Our customer has a broking platform supporting hundreds of internal users.
The system submits messages to a Gateway server for processing, and there was an expectation that the system could handle tens of submissions per second.
However, the processing would slow down to 1-2 submissions per second. This would cause errors to be logged by the application servers that were sending the submissions.
Despite identifying some areas for improvement, the internal IT team were still reporting errors being logged, and a drop in the expected speed of processing.
The environment consisted of 5 application servers and a batch processing server as below:
Analysis of the network traffic determined the primary protocols used by the Gateway server were as follows:
- SMB2 (Server Message Block Version 2)
- TDS (Tabular Data Stream, used for Database communications)
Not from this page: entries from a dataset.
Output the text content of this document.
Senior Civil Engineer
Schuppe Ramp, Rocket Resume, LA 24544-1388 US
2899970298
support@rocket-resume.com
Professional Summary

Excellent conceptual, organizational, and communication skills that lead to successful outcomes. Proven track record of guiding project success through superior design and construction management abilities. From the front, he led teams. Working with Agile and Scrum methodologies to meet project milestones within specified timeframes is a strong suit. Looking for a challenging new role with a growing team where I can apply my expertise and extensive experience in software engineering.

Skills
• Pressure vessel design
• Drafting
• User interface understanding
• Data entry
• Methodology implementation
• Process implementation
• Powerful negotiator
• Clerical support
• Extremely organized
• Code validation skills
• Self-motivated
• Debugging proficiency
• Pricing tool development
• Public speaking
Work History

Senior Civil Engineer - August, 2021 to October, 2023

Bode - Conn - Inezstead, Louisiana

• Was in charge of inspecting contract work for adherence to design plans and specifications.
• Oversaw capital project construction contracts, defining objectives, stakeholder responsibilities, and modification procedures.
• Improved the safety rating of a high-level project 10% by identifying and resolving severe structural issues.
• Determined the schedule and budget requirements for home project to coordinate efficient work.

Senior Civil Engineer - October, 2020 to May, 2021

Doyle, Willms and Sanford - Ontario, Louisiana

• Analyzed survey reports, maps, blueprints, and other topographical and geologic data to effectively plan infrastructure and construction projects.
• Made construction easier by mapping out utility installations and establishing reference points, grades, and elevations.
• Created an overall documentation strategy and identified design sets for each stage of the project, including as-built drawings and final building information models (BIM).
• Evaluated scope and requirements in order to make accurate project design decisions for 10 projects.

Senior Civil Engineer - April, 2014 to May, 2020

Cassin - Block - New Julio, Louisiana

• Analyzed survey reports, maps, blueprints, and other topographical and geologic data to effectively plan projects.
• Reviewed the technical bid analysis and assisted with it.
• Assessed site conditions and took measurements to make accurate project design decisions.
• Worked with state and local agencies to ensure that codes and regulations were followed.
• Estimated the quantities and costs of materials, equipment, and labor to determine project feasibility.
- HTTP (Inbound server to server communications)
The components of this system were all located within the same data centre.
The platform was built using Windows Server 2012, IIS, Microsoft SQL Server 2012 and .NET, and the system is virtualised on a CISCO UCS platform using ESX and an ISILON SAN for network shares.
Network traffic was captured at the Gateway server, IIS server and database servers.
In addition, performance statistics were also captured using Windows PerfMon, including .NET performance counters for the application.
The customer provided application and Windows event logs, which allowed a precise determination of when the errors occurred.
From analysis of the network transactions, we were quickly able to determine that of the protocols in use, there were no significant delays in either HTTP or SMB2 network traffic.
However, as the chart below indicates, there were significant delays present in the database transactions that use the TDS protocol.
Specifically, the time delay is within the database server itself, and not within the network.
The ‘banding’ in the chart shows that blocking is occurring within the database server.
In addition, using the PerfMon data it could be seen that:
- The IIS worker processes spent a large percentage of time running Garbage Collections.
- IIS application pools ran under a mix of .NET v2.0 and .NET v4.0.
- The .NET applications were 32-bit and not 64-bit.
- Disk write latency on the Gateway server was determined to be high.
Message processing throughput decreased due to poor database performance:
- Details of the long running SQL statements causing blocking were shared with the application development team and database administrators.
- With this information the database administrators tuned indexes and query plans to reduce processing time of the long running queries.
- The application developers migrated SQL statements to stored procedures with less aggressive locks to reduce blocking.
As well as identifying the root cause of the problem we shared other recommendations with the respective technology owners that would deliver service improvement:
- Determine the database performance impact of running scheduled reports at that same time as serving end user queries.
- Consider migrating from 32-bit to 64-bit .NET application pools to reduce the rate of garbage collections.
- Investigate why the disk write latency on the Gateway server was higher than other components.